SLAM Cheatsheet; Is ORB SLAM Misnamed?; Biostats Study Manipulation

Three topics, here’s the TL;DR!

I created a cheatsheet for SLAM terms, resources, and important papers. (SLAM stands for Simultaneous Localization and Mapping, see the glossary!) It’s a work in progress.
Working through ORB SLAM, I realize it is misnamed. While ORB features are important part of the technique, they could be swapped out for another feature-detector-descriptor. The greater innovation seems to be in the thoughtful weaving of many algorithms through four threaded processes making map updates.
Alarming survey results from consulting biostatisticians were released (Annals of Internal Medicine) showing that researchers frequently make inappropriate requests of biostatisticians to alter results. One stat: 24% of respondents had been asked to “remove or alter some data records to better support the research hypothesis”. Mark Twain comes to mind …

I go in depth on each below the fold …

SLAM Cheatsheet

I mentioned last week that I thought there was a need for a glossary of terms for SLAM learners. I complained, but I also have the capacity to help fix it, so I started a SLAM cheatsheet. For now I’ve defined about 30 terms, and another roughly 30 terms TBD (To Be Defined!), and more as I go. I also started a short list of resources and papers I have found valuable. It’s a work in progress, so please comment or email me with any suggestions or revisions.

Also, a hat-tip is deserved for Github user kanster, aka robotics researcher Kanzhi Wu, who has a similar Awesome SLAM cheatsheet up that I have found useful.

Is ORB SLAM misnamed?

As I wrote last week, I’ve been working on understanding ORB SLAM2 from soup to nuts. Since I don’t have a deep robotics background, this has meant numerous stoppages to learn foundational knowledge, or dig up references I don’t get. It’s slow going but it’s fun to note a gradual acceleration as more and more often, the terms I encounter in this and other papers are terms I’ve freshly learned.

Now that I’m deep into ORB SLAM, I think it is misnamed. The ORB feature-detector-descriptor is essential to establishing keypoints in images and matching them across images to triangulate map points. But there are numerous other featured-detector-descriptors that could potentially take its place. For example, the paper A Comparative Analysis of SIFT, SURF, KAZE, AKAZE, ORB, and BRISK (2018), by Shaharyar Ahmed Khan Tareen and Zahra Saleem, compares nine of these detectors on four factors: (1) quantity of detected features, (2) computational efficiency per feature point, (3) efficiency of matching per feature point, and (4) speed of total image matching.

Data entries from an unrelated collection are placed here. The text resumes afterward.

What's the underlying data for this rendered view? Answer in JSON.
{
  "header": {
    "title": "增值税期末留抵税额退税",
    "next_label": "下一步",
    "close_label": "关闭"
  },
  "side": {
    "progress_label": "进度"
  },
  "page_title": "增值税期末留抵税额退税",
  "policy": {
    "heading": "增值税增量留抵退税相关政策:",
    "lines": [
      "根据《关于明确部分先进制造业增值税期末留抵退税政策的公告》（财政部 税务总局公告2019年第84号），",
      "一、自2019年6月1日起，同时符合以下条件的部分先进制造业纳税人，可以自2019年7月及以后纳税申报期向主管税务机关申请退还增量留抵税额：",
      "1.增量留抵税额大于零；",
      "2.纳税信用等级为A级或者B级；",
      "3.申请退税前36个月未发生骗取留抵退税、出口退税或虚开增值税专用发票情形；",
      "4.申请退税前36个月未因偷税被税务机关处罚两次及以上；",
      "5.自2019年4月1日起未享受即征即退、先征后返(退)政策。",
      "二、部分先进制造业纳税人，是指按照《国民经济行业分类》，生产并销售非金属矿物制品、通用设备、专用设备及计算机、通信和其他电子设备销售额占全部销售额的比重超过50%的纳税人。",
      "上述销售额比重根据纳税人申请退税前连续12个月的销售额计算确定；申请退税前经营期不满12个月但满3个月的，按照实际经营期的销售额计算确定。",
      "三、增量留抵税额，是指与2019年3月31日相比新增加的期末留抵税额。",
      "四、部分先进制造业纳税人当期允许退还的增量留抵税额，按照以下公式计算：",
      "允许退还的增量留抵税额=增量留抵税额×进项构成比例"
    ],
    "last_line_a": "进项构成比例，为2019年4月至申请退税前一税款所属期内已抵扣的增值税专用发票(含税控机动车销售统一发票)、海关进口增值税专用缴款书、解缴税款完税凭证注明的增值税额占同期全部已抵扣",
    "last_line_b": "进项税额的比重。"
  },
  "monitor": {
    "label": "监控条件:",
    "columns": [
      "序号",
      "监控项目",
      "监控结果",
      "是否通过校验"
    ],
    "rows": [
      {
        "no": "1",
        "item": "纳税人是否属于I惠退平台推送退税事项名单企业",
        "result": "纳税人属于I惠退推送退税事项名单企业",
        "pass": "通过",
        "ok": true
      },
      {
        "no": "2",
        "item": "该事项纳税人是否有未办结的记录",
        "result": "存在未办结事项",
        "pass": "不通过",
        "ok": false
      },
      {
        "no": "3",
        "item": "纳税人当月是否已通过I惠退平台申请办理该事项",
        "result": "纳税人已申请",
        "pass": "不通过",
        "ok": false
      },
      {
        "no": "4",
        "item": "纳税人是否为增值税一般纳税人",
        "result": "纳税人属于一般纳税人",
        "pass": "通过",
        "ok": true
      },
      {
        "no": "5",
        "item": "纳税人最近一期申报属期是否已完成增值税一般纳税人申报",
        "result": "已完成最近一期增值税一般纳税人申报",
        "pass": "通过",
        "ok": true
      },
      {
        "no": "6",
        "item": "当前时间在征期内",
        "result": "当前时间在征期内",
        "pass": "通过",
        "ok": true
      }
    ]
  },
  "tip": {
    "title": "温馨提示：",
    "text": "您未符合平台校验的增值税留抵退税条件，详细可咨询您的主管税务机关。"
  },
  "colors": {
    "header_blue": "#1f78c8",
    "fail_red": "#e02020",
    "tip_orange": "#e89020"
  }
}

The ORB SLAM authors might have been able to use another feature-detector-descriptor, and we’d have AKAZE SLAM instead. And I can see that happening ultimately: as compute powers up, or people optimize chips for specific detectors, it may be the case that the ORB SLAM architecture continues to be relevant, but more compute intensive feature-detector-descriptors replace ORB to improve performance.

What is truly impressive, to me, about this algorithm is the way that they have fit many different algorithmic approaches to SLAM and computer vision together, each piece tailor fit to its role, creating a cohesive system. It’s not simple, it’s very layered, and it takes time to understand, but it’s a great example of good engineering: a fusion of strong technique with pragmatism.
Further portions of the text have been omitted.